The movie instead intends to bombard you with images and ideas in an early approximation of the then-nascent information age. Cheang got a degree in cinema studies from NYU but has worked mainly as a multimedia installation artist. Her pioneering web project "Brandon" was the first internet art commissioned by the Guggenheim, and despite being made back in the days when everyone still used AOL, "Fresh Kill" feels more engaged with online life than movies conceived decades later. Characters find themselves constantly interrupted by nonsense memes like "BOYCOTT TOILET PAPER" ("What brand?" wonders the sushi chef) and the plot progresses like you've got multiple tabs open at once.

There's a climate catastrophe in process but nobody pays it much mind, with a skyline ringed by low-res red clouds and snowfalls of soap flakes barely commented upon. Yet Cheang's doomsday screed has a sexy, playful energy -- "Fresh Kill" has hands-down the hottest erotic encounter I've seen during which one of the participants is playing the accordion -- and there's some delightful wordplay nestled in the background gags. (My favorite is a neon sign that alternates between "Kiss," "Kill" and "Ki$$.")

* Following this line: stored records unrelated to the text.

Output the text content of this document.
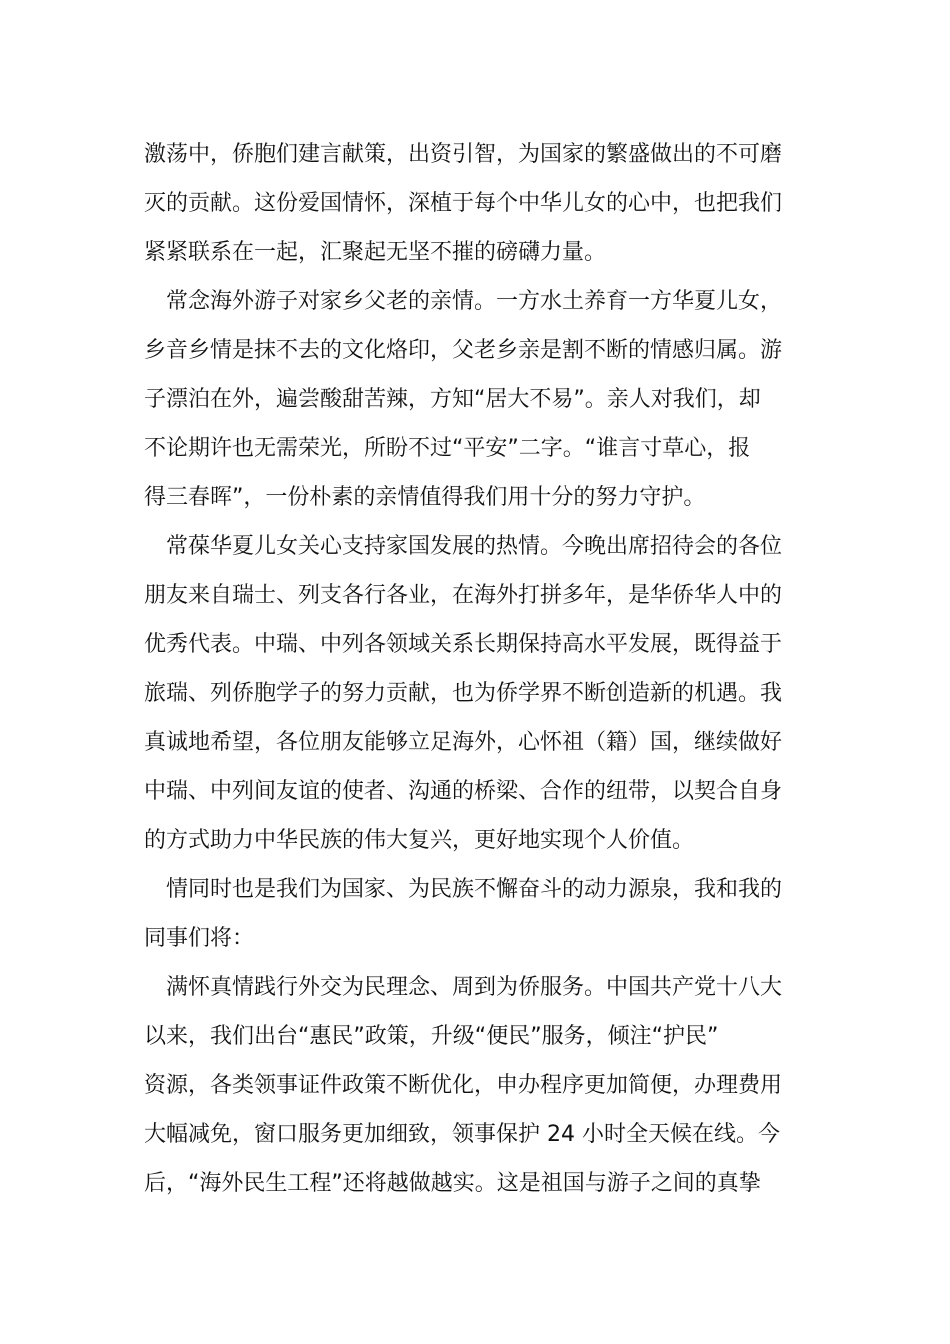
激荡中，侨胞们建言献策，出资引智，为国家的繁盛做出的不可磨
灭的贡献。这份爱国情怀，深植于每个中华儿女的心中，也把我们
紧紧联系在一起，汇聚起无坚不摧的磅礴力量。
　常念海外游子对家乡父老的亲情。一方水土养育一方华夏儿女，
乡音乡情是抹不去的文化烙印，父老乡亲是割不断的情感归属。游
子漂泊在外，遍尝酸甜苦辣，方知“居大不易”。亲人对我们，却
不论期许也无需荣光，所盼不过“平安”二字。“谁言寸草心，报
得三春晖”，一份朴素的亲情值得我们用十分的努力守护。
　常葆华夏儿女关心支持家国发展的热情。今晚出席招待会的各位
朋友来自瑞士、列支各行各业，在海外打拼多年，是华侨华人中的
优秀代表。中瑞、中列各领域关系长期保持高水平发展，既得益于
旅瑞、列侨胞学子的努力贡献，也为侨学界不断创造新的机遇。我
真诚地希望，各位朋友能够立足海外，心怀祖（籍）国，继续做好
中瑞、中列间友谊的使者、沟通的桥梁、合作的纽带，以契合自身
的方式助力中华民族的伟大复兴，更好地实现个人价值。
　情同时也是我们为国家、为民族不懈奋斗的动力源泉，我和我的
同事们将：
　满怀真情践行外交为民理念、周到为侨服务。中国共产党十八大
以来，我们出台“惠民”政策，升级“便民”服务，倾注“护民”
资源，各类领事证件政策不断优化，申办程序更加简便，办理费用
大幅减免，窗口服务更加细致，领事保护 24 小时全天候在线。今
后，“海外民生工程”还将越做越实。这是祖国与游子之间的真挚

There's more than a whiff of early Godard in the way characters spout statistics and read poetry directly to the camera, and Cheang has enlisted some New York art world icons as self-effacing walk-ons. See if you can spot performance artist Karen Finley as an unlikely housewife, or theater legend George C. Wolfe as a cat fancier. The film's screenwriter Jessica Hagedorn has a cameo as a street-table bookseller, working in a plug for her own novel "Dogeaters" while trying to interest passersby in "some French porn from the revered Olympia Press."

Cheang crams so damn much into the film's rapid-fire 80 minutes that there's no way it can all cohesively tie together, but "Fresh Kill" comes a lot closer than you might expect. The movie's most cutting, climactic observation is how evil goes unpunished in the modern world, it's occasionally just forced to rebrand. The place peddling poison fish switches from sushi to a Caribbean menu -- Naga Saki becomes Mumbo Gumbo -- while other lethal products are merely repackaged from a new-sounding company with an allegedly eco-friendly message, even though they're all still selling the same contaminated crap. Like I said, the more things change.